5. Continuous integration

The ML system runs tests to validate that the system works from end to end, checking for possible points of failure. Tests are run automatically on commit, and longer tests are run on a fixed schedule. Tests check traditional software engineering areas such as at the unit and system level. In addition, tests capture the particulars of ML by checking data, features, and the model.

5.1 Local code checks

Before committing code into a centralized code repository, developers locally run checks such as basic unit tests and static analysis. Running these checks before committing increases overall code quality and catches problems before they enter version control.

5.2 Static code analysis

The central code repository has static code analysis tools that run on commit, quickly. This tooling should improve code style and formatting. It should also check for common security vulnerabilities within source and infrastructure code, common bugs, and other weaknesses in the code.

5.3 Data quality tests

Data quality tests should, at a bare minimum, check that the data has not violated a fixed schema. A more comprehensive approach is to compute data statistics at ingest, set constraints on the data, and run tests against these.

It's possible to set up data quality tests independently or as part of the pipeline. The statistics and constraints are reused for monitoring.

5.4 Feature tests

As part of a complete pipeline, feature importance is generated. Feature tests assert that the importance of features, or the model's way of attributing feature values, does not change. Feature tests can feed into monitoring because they can alert and track violations in a model's inputs.

5.5 Unit tests

Unit tests for all code—model, application, and infrastructure—run before commit and on commit. Each unit test provides a check on an important piece of code to confirm that it functions as expected. In the case of ML code, tests can run for algorithmic correctness.

5.6 Integration tests

An integration test verifies that the pipeline runs end to end successfully, including standing up the associated infrastructure for the pipeline. This test validates that the system is working and logging as expected. If deployment is separate, there should be an end-to-end test for this as well to make sure deployment works.

5.7 Smoke tests

The system has smoke tests that run in mini and rapid regression of each piece of functionality. Smoke tests are part of continuous integration, and can run in a containerized environment to mimic cloud functionality.

5.8 Load testing

On-demand load testing is in place. In addition to capturing how the ML system behaves under high and low loads, load tests provide statistics on system-wide throughput or latency. Data gathered through load tests provides information about resource sizes and scaling policies.
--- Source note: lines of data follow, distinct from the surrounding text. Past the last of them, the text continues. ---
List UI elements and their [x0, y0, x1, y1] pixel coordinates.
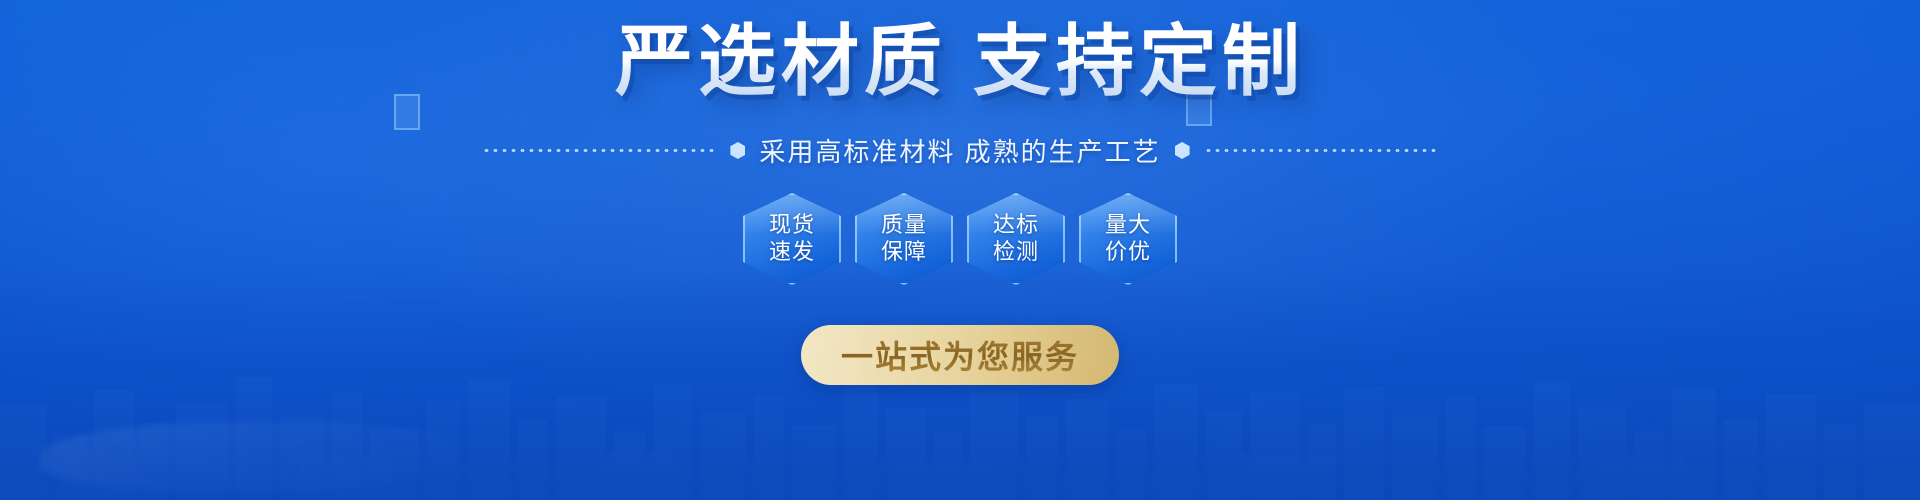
cityscape-silhouette: [0, 285, 1920, 500]
badge-line-1: 量大: [1105, 212, 1151, 239]
badge-line-2: 保障: [881, 239, 927, 266]
badge-line-1: 达标: [993, 212, 1039, 239]
hexagon-dot-left-icon: [730, 142, 745, 159]
dotted-line-right: [1204, 149, 1438, 152]
badge-line-1: 现货: [769, 212, 815, 239]
cta-label: 一站式为您服务: [841, 332, 1079, 378]
feature-badge-quality[interactable]: 质量 保障: [855, 193, 953, 285]
hexagon-dot-right-icon: [1175, 142, 1190, 159]
badge-line-2: 价优: [1105, 239, 1151, 266]
title-part-1: 严选材质: [615, 17, 947, 105]
headline-container: 严选材质支持定制: [0, 18, 1920, 105]
feature-badge-row: 现货 速发 质量 保障 达标 检测 量大 价优: [0, 193, 1920, 285]
badge-line-2: 检测: [993, 239, 1039, 266]
feature-badge-testing[interactable]: 达标 检测: [967, 193, 1065, 285]
page-title: 严选材质支持定制: [615, 18, 1305, 105]
badge-line-2: 速发: [769, 239, 815, 266]
one-stop-service-button[interactable]: 一站式为您服务: [801, 325, 1119, 385]
cityscape-haze: [0, 270, 1920, 500]
feature-badge-stock[interactable]: 现货 速发: [743, 193, 841, 285]
river-highlight: [40, 422, 460, 492]
subtitle-row: 采用高标准材料 成熟的生产工艺: [0, 132, 1920, 169]
dotted-line-left: [482, 149, 716, 152]
title-part-2: 支持定制: [973, 17, 1305, 105]
promo-banner: 严选材质支持定制 采用高标准材料 成熟的生产工艺 现货 速发 质量 保障 达标 …: [0, 0, 1920, 500]
badge-line-1: 质量: [881, 212, 927, 239]
page-subtitle: 采用高标准材料 成熟的生产工艺: [759, 132, 1160, 169]
feature-badge-bulk-price[interactable]: 量大 价优: [1079, 193, 1177, 285]
cta-container: 一站式为您服务: [0, 325, 1920, 385]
5.9 Model functional tests

Model outputs and inputs run through automated functional tests. To check a behavior within a capability, both outputs and inputs for the model are tested on real or fake data with basic examples.

5.10 Model inference tests with extreme cases

As part of the minimum functionality testing, model tests should check for extreme behavior given certain inputs before model promotion. This places an additional guardrail to help prevent unexpected behavior.